Un Mouvement pour l’Abolition
Les critiques contre la contention ne datent pas d’aujourd’hui, mais elles gagnent en ampleur. En mai dernier, Philippa Motte, atteinte d’un trouble bipolaire, a publié un témoignage poignant, Et c’est moi qu’on enferme, où elle raconte son expérience de la contention. Peu après, une tribune signée par des jeunes psychiatres et addictologues a appelé à l’abolition des pratiques de contention et d’isolement, jugées indignes d’une psychiatrie moderne.
L’Union nationale des familles et amis de personnes malades psychiques a également pris position, réclamant une « psychiatrie sans violence ». Sa présidente, Emmanuelle Rémond, insiste : « Cette souffrance systémique doit cesser. Il faut privilégier des approches basées sur l’écoute et le respect des droits. » Ces appels convergent vers une même idée : il est temps de repenser les soins psychiatriques.
« La contention est une violation des droits humains. »
Organisation mondiale de la santé
Des Alternatives Concrètes
Face à ce tollé, des alternatives émergent. Une étude récente, menée dans quatre établissements ayant réduit leur recours à la contention, met en lumière des pratiques prometteuses. Parmi elles :
- Culture de la disponibilité : Les soignants se rendent accessibles, accueillant les patients dans leurs bureaux pour des échanges apaisés.
- Qualité de l’accueil : Un environnement chaleureux dès l’admission peut désamorcer les tensions.
- Connaissance du patient : Une relation de confiance permet d’anticiper et de calmer les crises sans recourir à la force.
- Horizontalité : Une relation égalitaire entre soignants et patients favorise la coopération.
Le sociologue Sébastien Saetta, coordinateur de l’étude, souligne que ces approches reposent sur une transformation culturelle. « Il ne s’agit pas de diviser les soignants entre ceux qui attachent et ceux qui n’attachent pas, mais de repenser nos pratiques », renchérit Mathieu Bellahsen. Ces alternatives, bien que prometteuses, demandent du temps, des ressources et une formation adaptée.
Un Défi pour les Pouvoirs Publics
Le gouvernement, dans son dernier plan pour la psychiatrie, maintient que la contention reste parfois nécessaire, tout en la cantonnant au rôle de mesure exceptionnelle. Cette position, jugée timide par les défenseurs de l’abolition, contraste avec les recommandations de l’Organisation mondiale de la santé, qui qualifie la contention de violation des droits humains. Comment concilier sécurité et respect de la dignité des patients ?

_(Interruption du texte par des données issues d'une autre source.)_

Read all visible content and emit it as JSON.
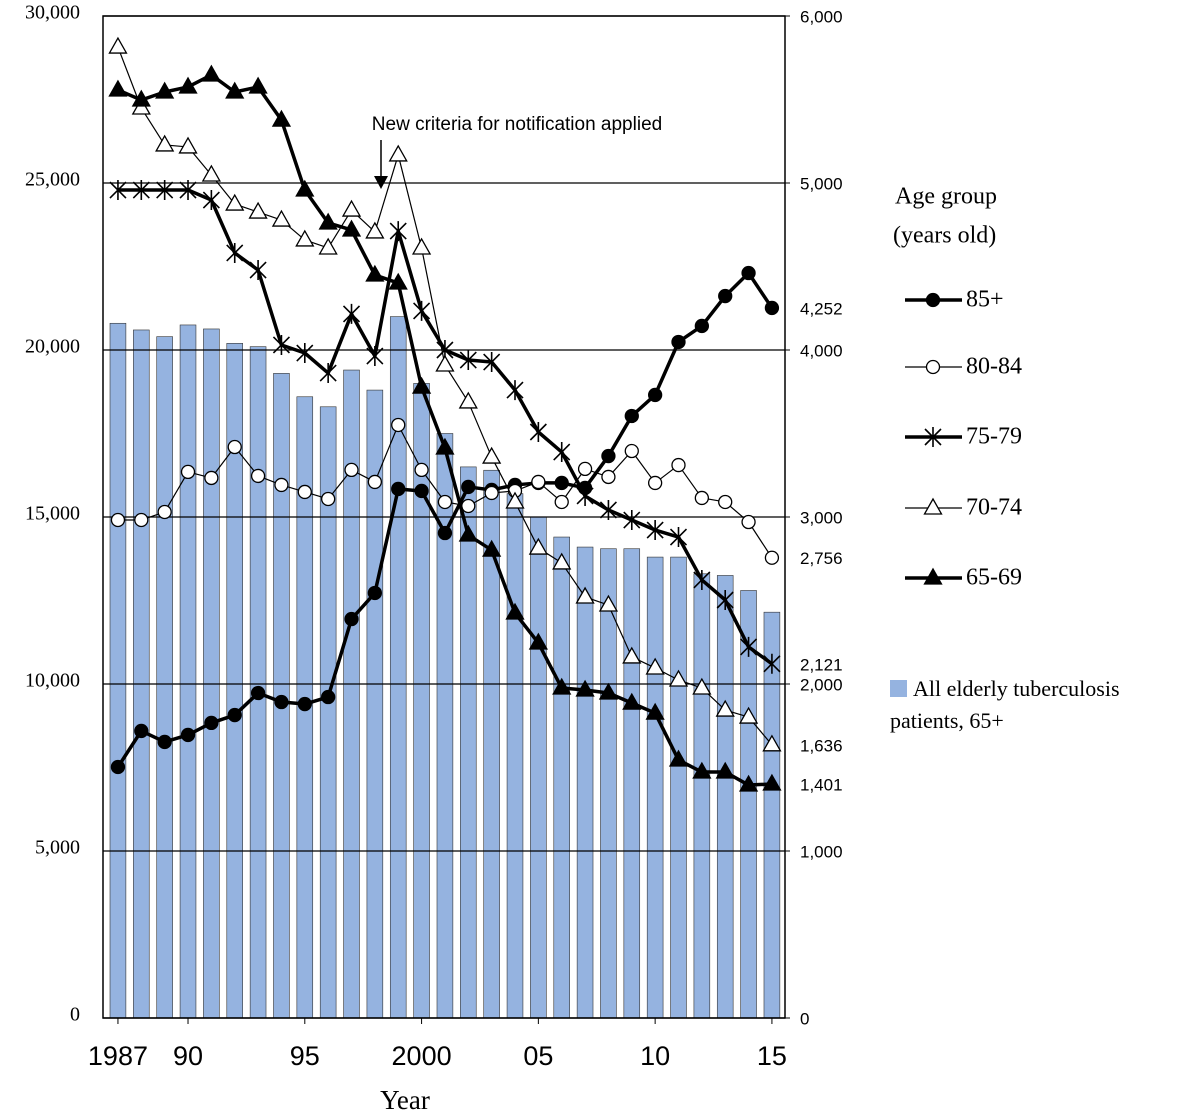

Pour les familles, comme celle de Claire, l’urgence est palpable. « Mon fils ne devrait pas avoir à subir ça pour être soigné », insiste-t-elle. Ce cri du cœur résonne avec celui de milliers de patients, qui aspirent à une psychiatrie plus humaine, centrée sur l’écoute et l’empathie.
Vers une Psychiatrie Plus Humaine ?
Le débat sur la contention en psychiatrie dépasse les murs des hôpitaux. Il interroge notre vision de la santé mentale et du soin. Faut-il continuer à tolérer des pratiques qui, bien qu’encadrées, laissent des cicatrices psychologiques durables ? Ou faut-il oser un changement radical, en investissant dans des alternatives respectueuses des droits humains ?
Les exemples d’établissements ayant réduit la contention montrent que c’est possible. Mais ce virage exige une volonté politique forte, des moyens financiers et une refonte des formations des soignants. En attendant, les témoignages comme celui de Claire rappellent l’urgence d’agir. La psychiatrie de demain se construira-t-elle sur l’écoute et la dignité, ou restera-t-elle prisonnière de pratiques d’un autre temps ?
En résumé : La contention mécanique, bien que légale, est de plus en plus critiquée pour son caractère inhumain. Les alternatives existent, mais leur adoption demande un changement profond dans les pratiques et les mentalités.